A Native Arts Centre defines one side of the public courtyard and accommodates a variety of artist studios, offices, arts and crafts education, as well as a kayak/canoe boat building program that will engage the aboriginal communities by revitalizing a resourceful skill base fundamental to traditional culture and heritage. Attached to this building is a public gallery at street level, that will host a variety of functions, but primarily will house different exhibitions by both the Native Centre and the School. It may also be a space where emerging artists from the surrounding community could exhibit work.
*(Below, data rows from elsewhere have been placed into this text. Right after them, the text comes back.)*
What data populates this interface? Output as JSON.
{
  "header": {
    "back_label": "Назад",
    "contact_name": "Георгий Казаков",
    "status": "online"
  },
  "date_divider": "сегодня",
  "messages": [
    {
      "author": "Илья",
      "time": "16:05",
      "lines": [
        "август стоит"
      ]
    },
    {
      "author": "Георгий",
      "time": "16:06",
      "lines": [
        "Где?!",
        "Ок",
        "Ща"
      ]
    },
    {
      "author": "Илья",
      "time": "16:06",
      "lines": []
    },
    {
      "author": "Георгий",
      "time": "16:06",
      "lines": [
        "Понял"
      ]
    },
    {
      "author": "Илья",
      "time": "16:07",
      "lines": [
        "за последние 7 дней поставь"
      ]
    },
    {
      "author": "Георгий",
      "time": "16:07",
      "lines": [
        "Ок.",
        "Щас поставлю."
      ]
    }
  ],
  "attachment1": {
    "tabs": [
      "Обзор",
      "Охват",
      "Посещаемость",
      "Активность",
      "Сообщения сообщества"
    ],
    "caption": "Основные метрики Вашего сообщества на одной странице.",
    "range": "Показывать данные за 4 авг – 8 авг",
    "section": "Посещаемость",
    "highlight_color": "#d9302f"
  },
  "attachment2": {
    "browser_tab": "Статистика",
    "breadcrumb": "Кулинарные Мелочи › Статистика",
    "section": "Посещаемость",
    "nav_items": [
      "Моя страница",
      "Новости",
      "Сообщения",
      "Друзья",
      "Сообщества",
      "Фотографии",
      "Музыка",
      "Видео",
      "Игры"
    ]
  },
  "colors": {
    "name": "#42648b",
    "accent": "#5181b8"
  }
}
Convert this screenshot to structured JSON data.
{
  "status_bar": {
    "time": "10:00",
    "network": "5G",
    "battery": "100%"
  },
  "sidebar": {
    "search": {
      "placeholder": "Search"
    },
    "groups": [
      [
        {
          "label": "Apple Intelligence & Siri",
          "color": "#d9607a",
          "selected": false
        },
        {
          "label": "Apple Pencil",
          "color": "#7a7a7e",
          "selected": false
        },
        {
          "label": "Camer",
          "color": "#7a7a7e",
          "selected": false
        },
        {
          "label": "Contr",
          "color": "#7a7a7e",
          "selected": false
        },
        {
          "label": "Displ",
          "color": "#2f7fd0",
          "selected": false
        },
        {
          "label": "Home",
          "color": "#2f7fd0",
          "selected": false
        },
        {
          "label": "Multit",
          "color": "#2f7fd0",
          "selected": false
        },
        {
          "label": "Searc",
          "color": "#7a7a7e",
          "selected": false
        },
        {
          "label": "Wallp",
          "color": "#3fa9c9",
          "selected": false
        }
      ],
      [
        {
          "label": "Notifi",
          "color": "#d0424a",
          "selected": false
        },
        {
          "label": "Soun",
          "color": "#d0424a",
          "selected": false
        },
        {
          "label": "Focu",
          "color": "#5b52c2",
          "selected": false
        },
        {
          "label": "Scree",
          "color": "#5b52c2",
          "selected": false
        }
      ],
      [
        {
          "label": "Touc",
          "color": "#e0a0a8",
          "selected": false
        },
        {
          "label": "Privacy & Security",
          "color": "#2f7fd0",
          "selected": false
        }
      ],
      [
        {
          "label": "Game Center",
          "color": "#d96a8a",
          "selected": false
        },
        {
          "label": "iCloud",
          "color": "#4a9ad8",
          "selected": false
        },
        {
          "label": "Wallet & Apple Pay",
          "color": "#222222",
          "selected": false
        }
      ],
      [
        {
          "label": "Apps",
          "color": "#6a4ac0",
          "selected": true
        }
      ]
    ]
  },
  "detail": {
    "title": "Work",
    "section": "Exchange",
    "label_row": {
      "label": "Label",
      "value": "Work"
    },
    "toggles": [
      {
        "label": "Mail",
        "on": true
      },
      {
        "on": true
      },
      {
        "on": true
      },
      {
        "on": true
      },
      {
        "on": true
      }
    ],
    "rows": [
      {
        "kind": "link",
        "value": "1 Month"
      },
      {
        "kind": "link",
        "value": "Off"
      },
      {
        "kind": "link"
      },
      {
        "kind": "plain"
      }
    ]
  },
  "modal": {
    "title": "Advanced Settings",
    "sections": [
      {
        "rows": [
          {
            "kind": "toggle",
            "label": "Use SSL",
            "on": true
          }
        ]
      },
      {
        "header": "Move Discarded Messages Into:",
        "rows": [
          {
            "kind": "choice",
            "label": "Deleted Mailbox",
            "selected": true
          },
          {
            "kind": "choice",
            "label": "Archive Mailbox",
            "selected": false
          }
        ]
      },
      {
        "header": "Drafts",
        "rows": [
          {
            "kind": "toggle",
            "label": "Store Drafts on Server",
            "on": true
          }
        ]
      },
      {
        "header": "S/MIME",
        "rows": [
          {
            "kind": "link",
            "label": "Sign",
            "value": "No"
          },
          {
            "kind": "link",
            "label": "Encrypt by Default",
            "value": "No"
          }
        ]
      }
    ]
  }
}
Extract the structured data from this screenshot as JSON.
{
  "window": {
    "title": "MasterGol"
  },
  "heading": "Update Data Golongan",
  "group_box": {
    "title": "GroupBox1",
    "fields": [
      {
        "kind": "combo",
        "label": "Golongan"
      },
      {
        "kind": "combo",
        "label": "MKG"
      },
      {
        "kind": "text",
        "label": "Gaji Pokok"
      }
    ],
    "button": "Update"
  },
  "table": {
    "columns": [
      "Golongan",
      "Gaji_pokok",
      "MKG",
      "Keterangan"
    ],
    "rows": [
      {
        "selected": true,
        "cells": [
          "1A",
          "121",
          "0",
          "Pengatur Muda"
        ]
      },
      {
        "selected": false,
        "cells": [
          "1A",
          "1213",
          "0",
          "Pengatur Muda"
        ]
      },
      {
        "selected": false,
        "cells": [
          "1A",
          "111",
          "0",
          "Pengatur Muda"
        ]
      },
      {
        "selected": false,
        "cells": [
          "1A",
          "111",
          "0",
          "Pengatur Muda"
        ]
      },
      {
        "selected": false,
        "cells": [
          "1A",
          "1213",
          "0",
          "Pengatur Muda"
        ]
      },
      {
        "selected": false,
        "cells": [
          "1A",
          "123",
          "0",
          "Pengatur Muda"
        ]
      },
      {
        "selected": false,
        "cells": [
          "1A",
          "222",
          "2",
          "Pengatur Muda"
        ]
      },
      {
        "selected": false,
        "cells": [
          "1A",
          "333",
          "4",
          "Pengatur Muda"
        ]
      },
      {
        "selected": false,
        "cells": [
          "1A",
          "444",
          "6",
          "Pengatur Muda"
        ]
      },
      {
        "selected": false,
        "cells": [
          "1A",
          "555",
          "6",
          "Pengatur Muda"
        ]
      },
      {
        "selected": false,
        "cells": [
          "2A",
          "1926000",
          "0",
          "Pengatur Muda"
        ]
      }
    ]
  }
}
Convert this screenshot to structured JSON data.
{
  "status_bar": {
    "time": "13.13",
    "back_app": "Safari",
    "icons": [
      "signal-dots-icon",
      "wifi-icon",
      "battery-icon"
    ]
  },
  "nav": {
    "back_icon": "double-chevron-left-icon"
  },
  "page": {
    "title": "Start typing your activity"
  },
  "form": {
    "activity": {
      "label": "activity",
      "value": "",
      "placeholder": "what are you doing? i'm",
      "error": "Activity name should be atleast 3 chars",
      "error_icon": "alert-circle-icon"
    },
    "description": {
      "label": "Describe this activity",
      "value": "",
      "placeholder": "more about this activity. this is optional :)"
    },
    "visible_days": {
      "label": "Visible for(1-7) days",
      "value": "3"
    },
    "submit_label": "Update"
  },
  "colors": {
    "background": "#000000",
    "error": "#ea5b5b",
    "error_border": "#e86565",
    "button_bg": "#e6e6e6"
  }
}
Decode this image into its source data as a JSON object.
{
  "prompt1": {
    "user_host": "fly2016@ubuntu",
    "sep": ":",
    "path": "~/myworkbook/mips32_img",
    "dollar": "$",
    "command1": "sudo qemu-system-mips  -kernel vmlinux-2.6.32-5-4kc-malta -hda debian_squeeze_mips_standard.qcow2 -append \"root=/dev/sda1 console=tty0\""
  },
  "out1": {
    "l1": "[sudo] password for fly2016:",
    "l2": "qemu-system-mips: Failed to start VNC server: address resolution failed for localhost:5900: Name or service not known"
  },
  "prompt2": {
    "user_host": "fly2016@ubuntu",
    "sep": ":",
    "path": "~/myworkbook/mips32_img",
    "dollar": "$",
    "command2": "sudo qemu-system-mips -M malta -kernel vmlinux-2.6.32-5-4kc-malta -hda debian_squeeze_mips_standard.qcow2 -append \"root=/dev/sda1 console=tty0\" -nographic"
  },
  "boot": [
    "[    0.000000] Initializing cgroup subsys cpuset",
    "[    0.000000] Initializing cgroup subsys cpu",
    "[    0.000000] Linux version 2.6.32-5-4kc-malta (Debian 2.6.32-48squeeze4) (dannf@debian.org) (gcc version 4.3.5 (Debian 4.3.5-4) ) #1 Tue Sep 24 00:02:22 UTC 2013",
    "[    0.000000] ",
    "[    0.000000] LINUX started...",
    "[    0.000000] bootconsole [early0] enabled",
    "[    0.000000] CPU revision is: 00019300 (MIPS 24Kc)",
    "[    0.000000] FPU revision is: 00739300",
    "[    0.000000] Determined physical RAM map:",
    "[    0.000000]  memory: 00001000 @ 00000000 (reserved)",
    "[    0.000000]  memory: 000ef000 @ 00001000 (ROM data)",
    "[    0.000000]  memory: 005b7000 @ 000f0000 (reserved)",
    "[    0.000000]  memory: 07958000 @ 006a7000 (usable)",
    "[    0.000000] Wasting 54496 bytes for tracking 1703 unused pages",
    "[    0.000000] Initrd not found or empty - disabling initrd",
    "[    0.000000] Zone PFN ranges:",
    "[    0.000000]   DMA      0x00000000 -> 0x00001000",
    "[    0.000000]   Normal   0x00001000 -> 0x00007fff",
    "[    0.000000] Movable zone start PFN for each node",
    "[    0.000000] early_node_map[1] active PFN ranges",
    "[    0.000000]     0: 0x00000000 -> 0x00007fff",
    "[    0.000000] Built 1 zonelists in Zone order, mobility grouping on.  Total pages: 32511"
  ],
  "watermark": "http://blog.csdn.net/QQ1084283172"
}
Opposite the Native Centre are the main components of the architecture school which is composed of: studios, a lecture hall, presentation space, offices, library, digital labs, etc. Anchoring the site with a strong visual street presence, the School extends the full length of the site and acts as the spine for the other components to plug into. A café near the entrance of the facility is meant to generate income and provide a meeting place for students and faculty. At the back end of the courtyard, a state of the art workshop and materials research lab is sited to bridge the gap between the Native Centre and School. The research lab on the second floor aims to create business opportunities and increase the local skilled trade industry through the use of advanced methods and technologies - with a focus on material exploration and wood research.
With a building layout inspired by northern Aboriginal shelter configurations, each building relies on the function of other buildings which in turn creates a comprehensive publicly integrated facility intended to inject a new energy into Sudbury's downtown core. The courtyard acts as a catalyst to facilitate the interaction of diverse groups of people through a series of indoor/outdoor spaces that together will act as one - and be one together.
With the intention of challenging the conventional architecture school typology, this collection of buildings is open and accessible from the street, and by design, invites the public to engage in a unique northern arts and cultural design experience.